Because the Bylaws revision was approved, most of the meeting preview has become irrelevant, so I've spiked it.  The fact remains that only four votes are now necessary to change the Master Plan.  Because the Planning Commission is no longer trusted with independent authority, its vote must be ratified by the Township Board. 

That brings us back to square one.  A simple majority of the Township Board is not the majority of seated Trustees.  It's a majority of those Trustees present at a meeting.  That is as few as three when only four or five Board Trustees are attending.

Who do we have to thank for this?  Good question.

The idea to reduce the number of votes was raised by Township Manager Howard Fink at the October 7, 2015 PC meeting.  He dangled the possibility not once, but twice in front of the PC.  That was a meeting in which Fink's pugnacity overcame his politesse.  Passions flared to the point that found Fink (and some Commissioners) apologizing at the final call to the public.  But the seeds had been planted. 

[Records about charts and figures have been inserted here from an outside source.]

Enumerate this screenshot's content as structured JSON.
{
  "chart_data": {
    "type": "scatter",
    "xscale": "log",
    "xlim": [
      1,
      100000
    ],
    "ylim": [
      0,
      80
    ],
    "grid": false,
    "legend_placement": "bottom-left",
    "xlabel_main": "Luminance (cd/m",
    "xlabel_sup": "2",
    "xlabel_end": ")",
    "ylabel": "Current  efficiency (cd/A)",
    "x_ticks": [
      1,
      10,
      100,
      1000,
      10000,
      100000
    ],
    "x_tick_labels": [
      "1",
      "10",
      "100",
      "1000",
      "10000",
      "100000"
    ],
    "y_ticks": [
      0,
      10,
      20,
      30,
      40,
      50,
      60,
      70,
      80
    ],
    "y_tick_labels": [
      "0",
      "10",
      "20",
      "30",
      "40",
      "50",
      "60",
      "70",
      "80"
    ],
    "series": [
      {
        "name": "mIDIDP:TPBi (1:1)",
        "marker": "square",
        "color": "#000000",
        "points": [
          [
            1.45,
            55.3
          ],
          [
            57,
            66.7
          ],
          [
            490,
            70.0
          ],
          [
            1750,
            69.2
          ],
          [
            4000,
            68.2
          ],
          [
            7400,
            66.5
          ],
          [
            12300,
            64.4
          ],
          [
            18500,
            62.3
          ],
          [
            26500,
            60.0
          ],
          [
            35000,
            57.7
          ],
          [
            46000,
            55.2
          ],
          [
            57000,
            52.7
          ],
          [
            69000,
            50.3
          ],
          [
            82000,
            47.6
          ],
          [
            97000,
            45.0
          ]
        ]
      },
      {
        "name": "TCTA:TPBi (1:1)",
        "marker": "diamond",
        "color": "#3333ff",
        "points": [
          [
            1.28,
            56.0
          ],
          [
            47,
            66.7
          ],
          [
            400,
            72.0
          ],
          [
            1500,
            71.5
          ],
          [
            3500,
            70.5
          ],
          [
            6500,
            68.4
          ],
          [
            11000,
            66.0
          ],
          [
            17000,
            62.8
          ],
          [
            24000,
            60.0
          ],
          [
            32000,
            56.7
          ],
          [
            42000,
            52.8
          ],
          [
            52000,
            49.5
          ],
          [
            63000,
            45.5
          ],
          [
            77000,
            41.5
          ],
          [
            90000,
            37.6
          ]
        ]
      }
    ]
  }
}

We've seen cases in the past where Boards of Trustees refrained from voting on important, impactful decisions when members were missing.  Case in point, Supervisor Engstrom's deferral of the confirmation vote of her reappointment of Planning Commissioners while trusted anti-Neighbors voter Trustee Wayne Dockett wintered in Florida. 

Nowhere is it required that the Board cannot act with only the minimum quorum, even in the case of the Master Plan.   The bottom line is that a majority of four or five Board members is only three votes.   On the right day, three votes can change the Master Plan. 

They will tell you to "Trust Them," that Board tradition or Policy would preclude taking advantage of circumstances, that Board Policy or tradition would preclude an important vote while Trustees were absent. But the illusion of urgency can always be summoned up.  Board policy is not law.  It is as changeable as the membership of the Board and the day of the week.  All depends on the priorities and loyalties of those four or five Trustees. 

Were this the best of all possible worlds, we would not worry, but in the real world, this becomes the problem Washington calls Regulatory Capture.  Rules and regulations are created not by lawmakers accountable to voters, but by political appointees.  Control of appointments becomes control of the rules and regulating power.